También observa sus pechos redondos y firmes como dos melocotones y los lunares
que adornan su brazo izquierdo.
De
repente, explota una carcajada llenándolo todo de nervios y misterio. Abril se
asusta e instintivamente gira la cabeza hacia la barra tras la que debería
estar Greta.
–Perdón,
perdón… -Dice Jorge limpiándose con el dorso de la mano las lágrimas que se le
han escapado.
Oye cómo
él toma aire y cómo lo suelta en un suspiro.
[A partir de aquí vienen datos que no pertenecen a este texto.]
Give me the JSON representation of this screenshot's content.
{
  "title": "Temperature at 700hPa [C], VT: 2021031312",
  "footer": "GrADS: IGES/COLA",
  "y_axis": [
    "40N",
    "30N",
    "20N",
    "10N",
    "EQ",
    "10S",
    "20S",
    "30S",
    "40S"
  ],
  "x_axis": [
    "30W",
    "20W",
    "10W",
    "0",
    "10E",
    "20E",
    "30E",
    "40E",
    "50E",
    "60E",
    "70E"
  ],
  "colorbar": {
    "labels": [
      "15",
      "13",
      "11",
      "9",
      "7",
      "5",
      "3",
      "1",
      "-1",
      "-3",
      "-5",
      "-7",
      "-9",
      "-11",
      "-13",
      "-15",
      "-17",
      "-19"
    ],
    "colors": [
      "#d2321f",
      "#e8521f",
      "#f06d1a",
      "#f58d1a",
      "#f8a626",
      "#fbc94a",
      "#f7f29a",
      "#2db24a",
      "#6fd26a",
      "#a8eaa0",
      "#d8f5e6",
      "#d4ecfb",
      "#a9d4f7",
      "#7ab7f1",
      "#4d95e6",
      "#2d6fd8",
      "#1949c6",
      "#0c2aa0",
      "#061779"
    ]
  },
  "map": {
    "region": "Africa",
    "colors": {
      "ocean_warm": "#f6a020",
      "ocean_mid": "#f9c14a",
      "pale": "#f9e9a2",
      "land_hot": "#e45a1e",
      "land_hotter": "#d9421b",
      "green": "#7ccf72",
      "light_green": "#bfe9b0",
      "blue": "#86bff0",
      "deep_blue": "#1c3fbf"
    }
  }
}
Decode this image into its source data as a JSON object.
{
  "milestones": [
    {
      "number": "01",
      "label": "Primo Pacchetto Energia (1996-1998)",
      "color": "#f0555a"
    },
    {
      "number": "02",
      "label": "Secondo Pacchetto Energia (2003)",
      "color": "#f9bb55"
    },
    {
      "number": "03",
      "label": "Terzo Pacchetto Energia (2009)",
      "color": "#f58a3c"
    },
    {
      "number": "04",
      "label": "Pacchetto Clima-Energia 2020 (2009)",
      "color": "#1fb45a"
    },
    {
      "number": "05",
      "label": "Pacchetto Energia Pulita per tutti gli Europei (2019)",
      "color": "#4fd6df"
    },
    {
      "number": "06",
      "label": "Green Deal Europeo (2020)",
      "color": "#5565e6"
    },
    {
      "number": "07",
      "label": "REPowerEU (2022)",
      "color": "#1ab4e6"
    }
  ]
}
Su mente le dice que se vaya, pero
hay una diminuta vela prendida en el fondo de su corazón que desea quedarse.
–No sé
cómo explicar esto sin parecer gilipollas... –Dice con su voz de madera mojada.
–Inténtalo…
–Llevo
dándole la coña a mis amigos contigo casi desde el primer día que hablamos. Me
caíste de puta madre, me enganchó tu sentido del humor, lo guapa que eres, tu voz… Pero
no podía soportar tu trabajo.
–¿Cómo?
Pero si creo que ni hemos hablado de ello… -se para a pensar y tuerce la boca
en un gesto de desconcierto-. Bueno, por curiosidad… ¿Estás en contra del
juego, de las apuestas en general o de los cupones en particular?
Una
nueva risotada ronca invade toda la cafetería y excita los oídos de Abril.
–No, no
es nada de eso… Es sólo que soy muy despistado, que enseguida nos dimos los
teléfonos… Y que acabo de descubrir... –Se para.
–¿Te
acabas de dar cuenta de que soy ciega? –dice intentando ocultar el miedo al
rechazo tras una sonrisa.
–Sí… Y
ya te he dicho que no hay manera de decir esto sin parecer gilipollas; pero en
Tinder leí “vidente”, no “invidente”… Y estaba jodido porque me negaba a creer
alguien tan guay se ganase la vida diciendo que puede ver el futuro… De hecho…
Mis colegas te llaman La Pitonisa.
Ahora
es Abril la que no puede reprimir la risa. Ni la risa, ni el estupor, ni alguna
lágrima nerviosa que ha camuflado con naturalidad.
–Pues
en ese sentido podéis estar tranquilos, porque ni futuro, ni presente, ni
casi pasado… -Escucha la sonrisa de
Jorge y se acaricia incómoda el pelo-. ¿Pero tú eres consciente de que no veo
nada?
–Sí,
claro -dice con voz de terciopelo-. Pero prefiero mil veces que lleves bastón a que vueles en escoba.